27 May 2011

I recently appeared as part of a panel session at FutureEverything talking about data journalism. I’ve already blogged the four points I was planning to make. Here are my notes from the talks given by those I was sharing the stage with.

Chris Taggart

Chris made the point he was no longer clear what the difference was between journalism and data - the numbers often are the stories. To illustrate his point he demonstrated the site he has developed, Openly Local, which gathers and re-publishes spending data local councils in the UK.

On the train to FutureEverything he had taken a quick look at the spending of Manchester’s city council, and, as he put it backstage, the rest of his talk just wrote itself. Firstly he had identified that one supplier was the beneficiary of £15m. “Once upon a time”, he said, “these would be stories, now they are just database queries.”

He had also identified a large amount of money where the supplier details were “Redacted personal data”. There is good reason to have that in the system, as you would not want the state to be revealing personal details of foster parents or vulnerable people receiving care payments. However, Chris had immediately come across payments for £150,000 and £97,000. This seemed a potential misuse of the way the information is supposed to be redacted, and definitely worth investigating. It would be interesting to find out if anyone followed up his findings.

In my talk I mentioned Michael Blastland, and his statistical approach to using numbers to tell stories. Chris Taggart echoed this, by stressing that statisticians try to exclude outposts in the data, whereas journalists use outliers to spot stories.

David Higgerson

David opened by saying that he sometimes hears that “open data” is a threat to journalism, as it takes away one of the vital fact-seeking components of the job. This argument misses the point, he said: “People have always been able to find out about things”. The role of a news organisation, particularly at local level has always been to tell people interesting stuff they might not have known about. Making more raw data available in public wasn’t going to fundamentally change that.

He also identified the risk of a “look at me” culture, saying that whilst putting data on a chart could be fun, you had to make sure that you were still telling a story that was useful to the reader.

David criticised those who say that data journalism is “easy journalism” because “the charts update themselves”. He argued that you shouldn’t underestimate the complexity in processing data before it can be publish. “If you thought working with PDFs is hard”, he said, “you should try dealing with a council who issue their data as JPG images”.

Paul Bradshaw

Opening his talk with a quote about how technology has always been seen as a threat to newspapers, Paul explained that people thought the invention of the telegraph would destroy them, as people would now be able to find out “the truth”.
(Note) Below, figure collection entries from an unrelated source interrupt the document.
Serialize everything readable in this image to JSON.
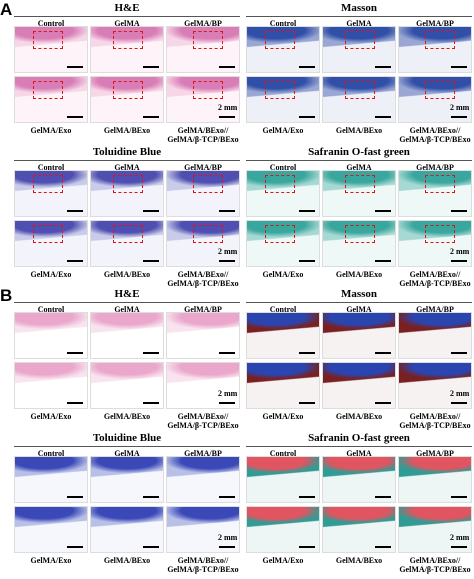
{
  "panels": [
    {
      "label": "A",
      "blocks": [
        {
          "title": "H&E",
          "top_labels": [
            "Control",
            "GelMA",
            "GelMA/BP"
          ],
          "bottom_labels": [
            "GelMA/Exo",
            "GelMA/BExo",
            "GelMA/BExo//\nGelMA/β-TCP/BExo"
          ],
          "scale": "2 mm"
        },
        {
          "title": "Masson",
          "top_labels": [
            "Control",
            "GelMA",
            "GelMA/BP"
          ],
          "bottom_labels": [
            "GelMA/Exo",
            "GelMA/BExo",
            "GelMA/BExo//\nGelMA/β-TCP/BExo"
          ],
          "scale": "2 mm"
        },
        {
          "title": "Toluidine Blue",
          "top_labels": [
            "Control",
            "GelMA",
            "GelMA/BP"
          ],
          "bottom_labels": [
            "GelMA/Exo",
            "GelMA/BExo",
            "GelMA/BExo//\nGelMA/β-TCP/BExo"
          ],
          "scale": "2 mm"
        },
        {
          "title": "Safranin O-fast green",
          "top_labels": [
            "Control",
            "GelMA",
            "GelMA/BP"
          ],
          "bottom_labels": [
            "GelMA/Exo",
            "GelMA/BExo",
            "GelMA/BExo//\nGelMA/β-TCP/BExo"
          ],
          "scale": "2 mm"
        }
      ]
    },
    {
      "label": "B",
      "blocks": [
        {
          "title": "H&E",
          "top_labels": [
            "Control",
            "GelMA",
            "GelMA/BP"
          ],
          "bottom_labels": [
            "GelMA/Exo",
            "GelMA/BExo",
            "GelMA/BExo//\nGelMA/β-TCP/BExo"
          ],
          "scale": "2 mm"
        },
        {
          "title": "Masson",
          "top_labels": [
            "Control",
            "GelMA",
            "GelMA/BP"
          ],
          "bottom_labels": [
            "GelMA/Exo",
            "GelMA/BExo",
            "GelMA/BExo//\nGelMA/β-TCP/BExo"
          ],
          "scale": "2 mm"
        },
        {
          "title": "Toluidine Blue",
          "top_labels": [
            "Control",
            "GelMA",
            "GelMA/BP"
          ],
          "bottom_labels": [
            "GelMA/Exo",
            "GelMA/BExo",
            "GelMA/BExo//\nGelMA/β-TCP/BExo"
          ],
          "scale": "2 mm"
        },
        {
          "title": "Safranin O-fast green",
          "top_labels": [
            "Control",
            "GelMA",
            "GelMA/BP"
          ],
          "bottom_labels": [
            "GelMA/Exo",
            "GelMA/BExo",
            "GelMA/BExo//\nGelMA/β-TCP/BExo"
          ],
          "scale": "2 mm"
        }
      ]
    }
  ]
}
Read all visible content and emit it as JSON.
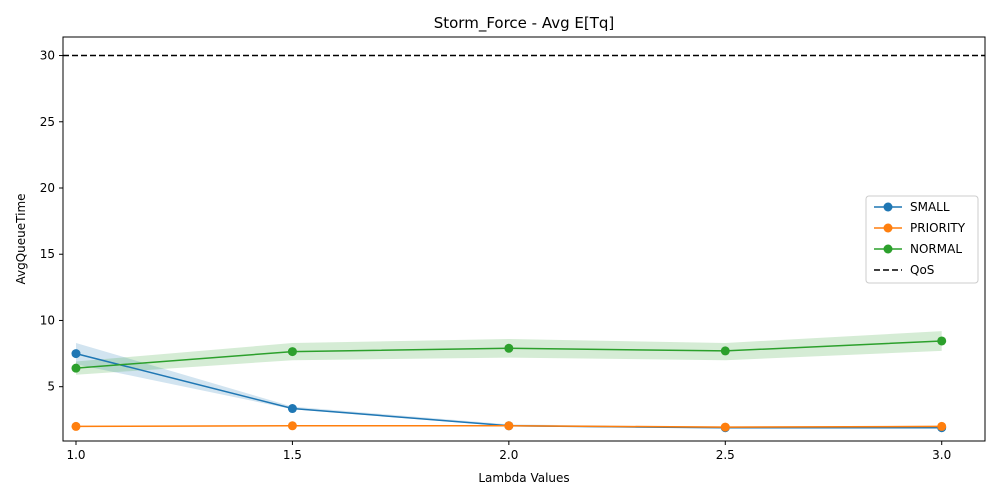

He feels it is easy to get distracted by the fact that there are a myriad of data processing tools out there now that journalists can use, as if they will do the job of story-telling by themselves. The sheer scale of the data available was making computers a vital part of the process. Paul pointed out that the pertinent Watergate documents were about 2 million words, whereas the recent Wikileaks data dumps were more in the region of 200 million words.

Paul also added that it was a misconception to think of “data” as just numbers. In a digital world, he said, text, audio and video are all rendered as zeroes and ones, and so you can use the same interrogation techniques on them.

He ended with a call for openness in publishing that I wholeheartedly agree with. He said that in order to hold power to account in a connected digital world, it was a journalistic responsibility to make data searchable, findable and linkable.

Data lacks context. Journalism, at least good journalism, puts that data into a human context that makes it meaningful. Until computers get a whole lot smarter then they are today, data will not be replacing journalism any time soon.